Carioca e sexo, por um triz não são sinônimos. Pouca gente sabe (e quem sabe, se nega a reconhecer), mas foram os cariocas que, mesmo sem saber falar inglês, descobriram porque sexta-feira se grafa com S, E, X. E, também fomos nós que demos sentido aos happy hours, dos louros meninos do norte, quando numa livre tradução, adotamos a tradução de “horário pré-motel”.

Carioca é o único cara do mundo que está sempre pronto para receber uma desmilinguida asa de frango, quando pede a alguém para dar "umazinha".

O Rio deveria ser tombado como patrimônio cultural do mundo e não pelas águas de março (Ave, Tom!). Quando “neguinho” tava pensando em dar umas bandas lá pelos lados do moinho, a gente já vinha voltando com quilo e meio da melhor farinha. E mesmo naqueles tempos, em que paulista pensava que trabalhava mais que a gente (vide pesquisa no Fantástico), a cariocada desvairada já recebia, de braços abertos (Benção, Redentor), piauienses, mineiros, gaúchos e até paulistas na Imperial Irmandade Carioca. Mesmo que os caras se traíssem nos botecos da vida, pedindo um chopes e dois pastel.

Eu, que não tenho nada a ver com isso, modestamente, filho de Oxossi com Oxum, afilhado querido de Xangô, só lamento que o Rio já não seja tão suburbano como deveria. Pois, para quem não sabe, assim como o Brasil é mulato (Saravá, João Ubaldo), o Rio é suburbano. O Rio de Janeiro, fevereiro e março (Alô, ministro!) nunca foi Ipanema ou Barra. O Rio é Tijuca, Pilares e Madureira. O Rio nasceu no centro e, com a chegada da Família Real Portuguesa, foi mandado pro subúrbio. Nas Ipanemas da vida moram os suburbanos que deram certo. Ou ainda, os que pensam que deram certo. (E haja SPC pra segurar tanto cheque sem fundos dos falsos bacanas)

O melhor Rio ainda é o moleque, o debochado, o que prefere joelho de normalista no bonde, ao invés das bermudas “cofrinho” das fanqueiras. Nossa melhor bala é a “Ruth” (que dá figurinha e tudo) e não essas perdidas que andam por ai.

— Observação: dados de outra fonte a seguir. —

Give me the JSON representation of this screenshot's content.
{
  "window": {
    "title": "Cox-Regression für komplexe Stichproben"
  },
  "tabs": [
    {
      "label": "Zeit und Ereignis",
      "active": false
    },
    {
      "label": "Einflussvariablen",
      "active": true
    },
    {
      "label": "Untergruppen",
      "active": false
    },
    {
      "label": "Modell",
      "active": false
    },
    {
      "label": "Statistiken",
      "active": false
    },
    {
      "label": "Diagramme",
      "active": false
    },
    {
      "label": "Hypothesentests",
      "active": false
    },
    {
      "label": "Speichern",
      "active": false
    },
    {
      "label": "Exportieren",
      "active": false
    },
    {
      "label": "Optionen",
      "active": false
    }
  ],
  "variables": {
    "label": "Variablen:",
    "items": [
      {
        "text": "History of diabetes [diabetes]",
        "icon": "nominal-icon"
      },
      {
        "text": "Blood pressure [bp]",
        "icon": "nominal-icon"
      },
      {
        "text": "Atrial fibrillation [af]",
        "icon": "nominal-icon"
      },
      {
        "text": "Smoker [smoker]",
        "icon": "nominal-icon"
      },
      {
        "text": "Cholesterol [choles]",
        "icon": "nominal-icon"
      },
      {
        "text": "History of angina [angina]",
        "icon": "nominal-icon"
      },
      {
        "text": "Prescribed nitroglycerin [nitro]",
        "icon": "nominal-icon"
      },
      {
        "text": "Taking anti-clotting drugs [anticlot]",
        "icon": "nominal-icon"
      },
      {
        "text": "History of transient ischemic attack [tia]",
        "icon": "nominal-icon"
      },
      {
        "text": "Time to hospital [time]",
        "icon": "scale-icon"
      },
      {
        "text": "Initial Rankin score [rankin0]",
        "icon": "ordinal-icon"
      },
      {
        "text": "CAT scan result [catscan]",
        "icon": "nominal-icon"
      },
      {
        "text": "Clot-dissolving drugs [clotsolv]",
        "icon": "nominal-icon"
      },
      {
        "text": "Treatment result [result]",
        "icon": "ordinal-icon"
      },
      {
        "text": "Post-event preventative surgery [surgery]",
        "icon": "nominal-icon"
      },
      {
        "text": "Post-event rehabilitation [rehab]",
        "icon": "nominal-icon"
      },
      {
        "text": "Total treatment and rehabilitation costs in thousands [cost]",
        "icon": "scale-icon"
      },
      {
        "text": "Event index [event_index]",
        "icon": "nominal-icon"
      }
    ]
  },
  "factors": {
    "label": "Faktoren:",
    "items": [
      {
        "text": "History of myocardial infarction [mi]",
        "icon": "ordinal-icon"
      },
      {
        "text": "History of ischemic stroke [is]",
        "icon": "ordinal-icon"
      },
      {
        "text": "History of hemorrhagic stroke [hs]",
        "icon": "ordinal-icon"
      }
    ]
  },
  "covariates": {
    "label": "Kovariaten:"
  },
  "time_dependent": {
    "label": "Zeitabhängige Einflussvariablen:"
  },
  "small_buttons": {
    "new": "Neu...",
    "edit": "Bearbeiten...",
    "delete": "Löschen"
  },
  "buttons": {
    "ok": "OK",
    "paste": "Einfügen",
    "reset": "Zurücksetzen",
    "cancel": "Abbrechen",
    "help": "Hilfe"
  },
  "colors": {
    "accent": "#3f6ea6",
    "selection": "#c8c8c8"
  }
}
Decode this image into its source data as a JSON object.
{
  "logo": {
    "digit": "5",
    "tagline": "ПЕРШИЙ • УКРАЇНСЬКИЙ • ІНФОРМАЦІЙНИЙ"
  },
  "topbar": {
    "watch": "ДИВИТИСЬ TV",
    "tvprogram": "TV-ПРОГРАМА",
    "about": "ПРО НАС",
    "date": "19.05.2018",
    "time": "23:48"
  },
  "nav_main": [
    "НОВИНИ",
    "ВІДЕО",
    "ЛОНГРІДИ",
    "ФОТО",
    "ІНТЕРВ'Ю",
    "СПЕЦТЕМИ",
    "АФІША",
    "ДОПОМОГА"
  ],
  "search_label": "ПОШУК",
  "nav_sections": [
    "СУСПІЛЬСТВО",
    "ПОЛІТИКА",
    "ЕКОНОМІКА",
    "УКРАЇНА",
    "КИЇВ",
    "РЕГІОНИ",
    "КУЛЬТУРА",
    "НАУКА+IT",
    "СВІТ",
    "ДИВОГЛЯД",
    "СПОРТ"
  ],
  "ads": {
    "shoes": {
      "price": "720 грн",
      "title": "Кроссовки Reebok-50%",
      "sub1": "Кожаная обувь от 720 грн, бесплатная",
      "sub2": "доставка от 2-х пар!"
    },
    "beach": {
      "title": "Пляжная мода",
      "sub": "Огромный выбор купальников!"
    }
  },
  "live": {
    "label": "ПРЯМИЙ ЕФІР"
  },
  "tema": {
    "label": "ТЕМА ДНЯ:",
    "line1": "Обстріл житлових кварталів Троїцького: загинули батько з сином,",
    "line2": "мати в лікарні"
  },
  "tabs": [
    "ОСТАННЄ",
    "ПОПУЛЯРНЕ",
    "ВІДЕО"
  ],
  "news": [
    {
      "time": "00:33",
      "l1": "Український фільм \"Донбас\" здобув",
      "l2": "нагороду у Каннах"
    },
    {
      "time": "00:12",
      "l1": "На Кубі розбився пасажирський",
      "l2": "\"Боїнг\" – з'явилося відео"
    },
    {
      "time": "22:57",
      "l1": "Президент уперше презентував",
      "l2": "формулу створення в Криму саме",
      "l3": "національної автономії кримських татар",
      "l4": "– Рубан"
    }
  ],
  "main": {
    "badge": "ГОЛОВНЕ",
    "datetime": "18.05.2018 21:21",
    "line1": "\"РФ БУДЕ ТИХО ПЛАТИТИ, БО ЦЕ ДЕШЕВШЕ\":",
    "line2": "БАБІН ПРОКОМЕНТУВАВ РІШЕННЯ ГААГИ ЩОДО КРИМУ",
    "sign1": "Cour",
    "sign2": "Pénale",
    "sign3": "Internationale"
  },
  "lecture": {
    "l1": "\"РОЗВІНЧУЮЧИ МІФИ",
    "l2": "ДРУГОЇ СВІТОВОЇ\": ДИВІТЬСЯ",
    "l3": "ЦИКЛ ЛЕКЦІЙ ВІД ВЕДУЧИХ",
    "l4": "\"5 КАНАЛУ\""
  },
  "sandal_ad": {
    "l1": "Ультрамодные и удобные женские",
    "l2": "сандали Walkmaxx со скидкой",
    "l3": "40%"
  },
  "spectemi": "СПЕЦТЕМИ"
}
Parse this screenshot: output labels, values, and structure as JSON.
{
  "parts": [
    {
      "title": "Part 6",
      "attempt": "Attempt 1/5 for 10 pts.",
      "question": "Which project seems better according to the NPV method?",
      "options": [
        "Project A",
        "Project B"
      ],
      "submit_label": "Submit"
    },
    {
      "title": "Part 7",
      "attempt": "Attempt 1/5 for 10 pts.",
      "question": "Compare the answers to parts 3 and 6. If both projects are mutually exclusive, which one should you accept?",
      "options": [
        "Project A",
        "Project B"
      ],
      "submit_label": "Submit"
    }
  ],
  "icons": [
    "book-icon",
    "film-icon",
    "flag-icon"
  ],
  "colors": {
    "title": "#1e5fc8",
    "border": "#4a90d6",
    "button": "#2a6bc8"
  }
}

Não se iludam, aquele carioquinha de filme da Disney, com chapéu de palha e camisa listrada, só é encontrável em bares e rodas de samba pra lá da Central. Mas, como sou de Cascadura, tô bem na fita.

Sábado, primeiro de março, vou me meter numa camiseta regata, uma bermuda velha, calçar um chinelo de dedo, pegar meu tamborim, juntar a rapaziada pra tomar uma “baixa renda” com jiló e moela no bar do “seu” João e curtir minha carioquice.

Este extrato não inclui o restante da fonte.